With the exception of the Super Bowl, there may not be a bigger sporting event in America than the NCAA basketball tournament (aka March Madness). 72 teams playing 67 games over 7 rounds spanning nearly a month certainly brews the potential for madness. It has been a tough year for college basketball in the Pacific Northwest. Only Oregon and Gonzaga are projected as tournament teams by ESPN, but more important than the teams are, of course, the brackets!

Over 50 million Americans are expected to fill out a bracket and participate in a pool this year, so here are a few helpful (and some not so helpful) strategies to get you started on your bracket this year:

1. History Repeats Itself

Four programs, UCLA (11), Kentucky (8), Indiana (5), and North Carolina (5) have combined to win 29 national championships. This year, North Carolina, a projected #2 seed, is your best bet when picking from college basketball’s royalty.

2. The Coin Flip

Assuming you flipped a coin to pick each tournament game, you would have a 1 in 9,223,372,036,854,775,808 chance of picking a perfect bracket. For those of us who aren’t math expects that’s a quintillion, which makes those Powerball odds look pretty good.

3. Chalk

There’s nothing wrong with taking the favorites, they are favored for a reason. But, a word of warning, only once in tournament history have all four #1 seeds advanced to the Final Four. That was in 2008 when Kansas, North Carolina, UCLA, and Memphis all advanced.

4. Cinderella

It’s called March Madness for a reason, if there is one thing that can be said for sure about the NCAA tournament it is that somewhere along the way a Cinderella team will appear.

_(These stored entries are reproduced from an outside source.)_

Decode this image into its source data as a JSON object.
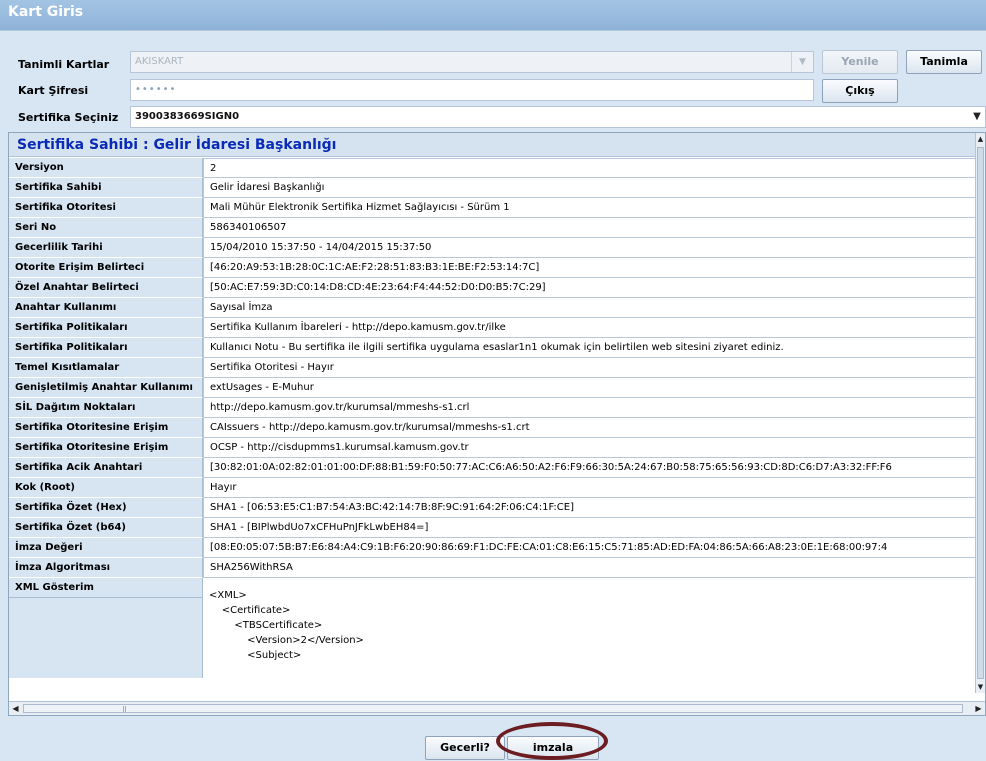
{
  "window": {
    "title": "Kart Giris"
  },
  "form": {
    "card_label": "Tanimli Kartlar",
    "card_value": "AKISKART",
    "refresh_label": "Yenile",
    "define_label": "Tanimla",
    "pin_label": "Kart Şifresi",
    "pin_value": "••••••",
    "exit_label": "Çıkış",
    "cert_label": "Sertifika Seçiniz",
    "cert_value": "3900383669SIGN0"
  },
  "panel": {
    "title": "Sertifika Sahibi : Gelir İdaresi Başkanlığı",
    "rows": [
      {
        "key": "Versiyon",
        "value": "2"
      },
      {
        "key": "Sertifika Sahibi",
        "value": "Gelir İdaresi Başkanlığı"
      },
      {
        "key": "Sertifika Otoritesi",
        "value": "Mali Mühür Elektronik Sertifika Hizmet Sağlayıcısı - Sürüm 1"
      },
      {
        "key": "Seri No",
        "value": "586340106507"
      },
      {
        "key": "Gecerlilik Tarihi",
        "value": "15/04/2010 15:37:50 - 14/04/2015 15:37:50"
      },
      {
        "key": "Otorite Erişim Belirteci",
        "value": "[46:20:A9:53:1B:28:0C:1C:AE:F2:28:51:83:B3:1E:BE:F2:53:14:7C]"
      },
      {
        "key": "Özel Anahtar Belirteci",
        "value": "[50:AC:E7:59:3D:C0:14:D8:CD:4E:23:64:F4:44:52:D0:D0:B5:7C:29]"
      },
      {
        "key": "Anahtar Kullanımı",
        "value": "Sayısal İmza"
      },
      {
        "key": "Sertifika Politikaları",
        "value": "Sertifika Kullanım İbareleri - http://depo.kamusm.gov.tr/ilke"
      },
      {
        "key": "Sertifika Politikaları",
        "value": "Kullanıcı Notu - Bu sertifika ile ilgili sertifika uygulama esaslar1n1 okumak için belirtilen web sitesini ziyaret ediniz."
      },
      {
        "key": "Temel Kısıtlamalar",
        "value": "Sertifika Otoritesi - Hayır"
      },
      {
        "key": "Genişletilmiş Anahtar Kullanımı",
        "value": "extUsages - E-Muhur"
      },
      {
        "key": "SİL Dağıtım Noktaları",
        "value": " http://depo.kamusm.gov.tr/kurumsal/mmeshs-s1.crl"
      },
      {
        "key": "Sertifika Otoritesine Erişim",
        "value": "CAIssuers - http://depo.kamusm.gov.tr/kurumsal/mmeshs-s1.crt"
      },
      {
        "key": "Sertifika Otoritesine Erişim",
        "value": "OCSP - http://cisdupmms1.kurumsal.kamusm.gov.tr"
      },
      {
        "key": "Sertifika Acik Anahtari",
        "value": "[30:82:01:0A:02:82:01:01:00:DF:88:B1:59:F0:50:77:AC:C6:A6:50:A2:F6:F9:66:30:5A:24:67:B0:58:75:65:56:93:CD:8D:C6:D7:A3:32:FF:F6"
      },
      {
        "key": "Kok (Root)",
        "value": "Hayır"
      },
      {
        "key": "Sertifika Özet (Hex)",
        "value": "SHA1 - [06:53:E5:C1:B7:54:A3:BC:42:14:7B:8F:9C:91:64:2F:06:C4:1F:CE]"
      },
      {
        "key": "Sertifika Özet (b64)",
        "value": "SHA1 - [BIPlwbdUo7xCFHuPnJFkLwbEH84=]"
      },
      {
        "key": "İmza Değeri",
        "value": "[08:E0:05:07:5B:B7:E6:84:A4:C9:1B:F6:20:90:86:69:F1:DC:FE:CA:01:C8:E6:15:C5:71:85:AD:ED:FA:04:86:5A:66:A8:23:0E:1E:68:00:97:4"
      },
      {
        "key": "İmza Algoritması",
        "value": "SHA256WithRSA"
      }
    ],
    "xml_label": "XML Gösterim",
    "xml_text": "<XML>\n    <Certificate>\n        <TBSCertificate>\n            <Version>2</Version>\n            <Subject>"
  },
  "footer": {
    "valid_label": "Gecerli?",
    "sign_label": "imzala"
  }
}
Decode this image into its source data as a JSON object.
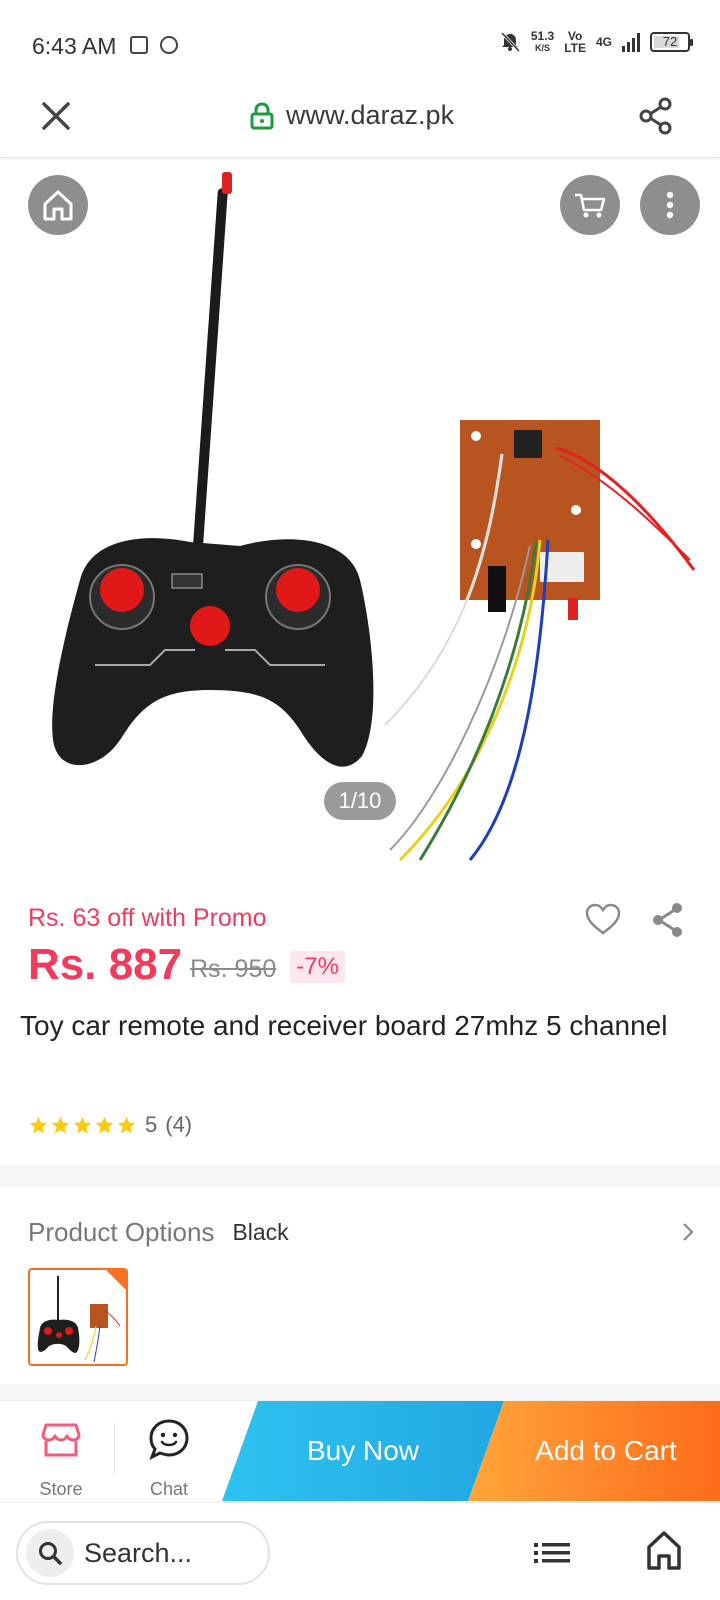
{
  "status_bar": {
    "time": "6:43 AM",
    "net_speed_value": "51.3",
    "net_speed_unit": "K/S",
    "volte_top": "Vo",
    "volte_bottom": "LTE",
    "network": "4G",
    "battery_percent": "72"
  },
  "browser": {
    "url": "www.daraz.pk"
  },
  "gallery": {
    "counter": "1/10",
    "current_index": 1,
    "total": 10
  },
  "product": {
    "promo_text": "Rs. 63 off with Promo",
    "price": "Rs. 887",
    "original_price": "Rs. 950",
    "discount": "-7%",
    "title": "Toy car remote and receiver board 27mhz 5 channel",
    "rating": 5,
    "rating_label": "5",
    "review_count": "(4)"
  },
  "options": {
    "label": "Product Options",
    "selected_value": "Black"
  },
  "actions": {
    "store_label": "Store",
    "chat_label": "Chat",
    "buy_now_label": "Buy Now",
    "add_to_cart_label": "Add to Cart"
  },
  "bottom_bar": {
    "search_placeholder": "Search..."
  },
  "colors": {
    "price_red": "#f23b5c",
    "buy_now_blue": "#26b5e8",
    "add_cart_orange": "#ff8a2a",
    "store_pink": "#f25c7a"
  }
}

While a #16 seed has never beaten a #1 seed, seven #15 seeds have beaten #2 seeds, twenty #14 seeds have beaten #3 seeds, and twenty-five #13 seeds have beaten #4 seeds. Most surprisingly perhaps is the fact that #12 seeds win almost half their matchups with #5 seeds (46%)! The lowest seed to ever win the National Championship was Villanova, who did it as a #8 seed in 1985.

5. Mascot Face-Off

There are of course alternative strategies to picking the winners. Have you ever considered who would win a fight between a Blue Devil and a Spartan? Or a Friar and a Duck? Here’s to hoping the UC Santa Cruz Banana Slugs make a tournament appearance this year.

6. Two Birds With One Stone

Did you know the first Thursday/Friday of March Madness are the number one days for American men to schedule elective surgeries? Some surgeons go as far as offering specials on vasectomies to men hoping to be able to spend the weekend on the couch watching hoops.

Regardless of the bracket strategy you employ or the team you root for, March Madness is a great time of year for sports fans. Will you be among the estimated 6% of American workers to call in sick to enjoy the first round of games? Here at Juniper we will be in the office working hard to produce top private money loans, but the conference room TV will certainly be tuned to what will be undoubtedly entertaining basketball.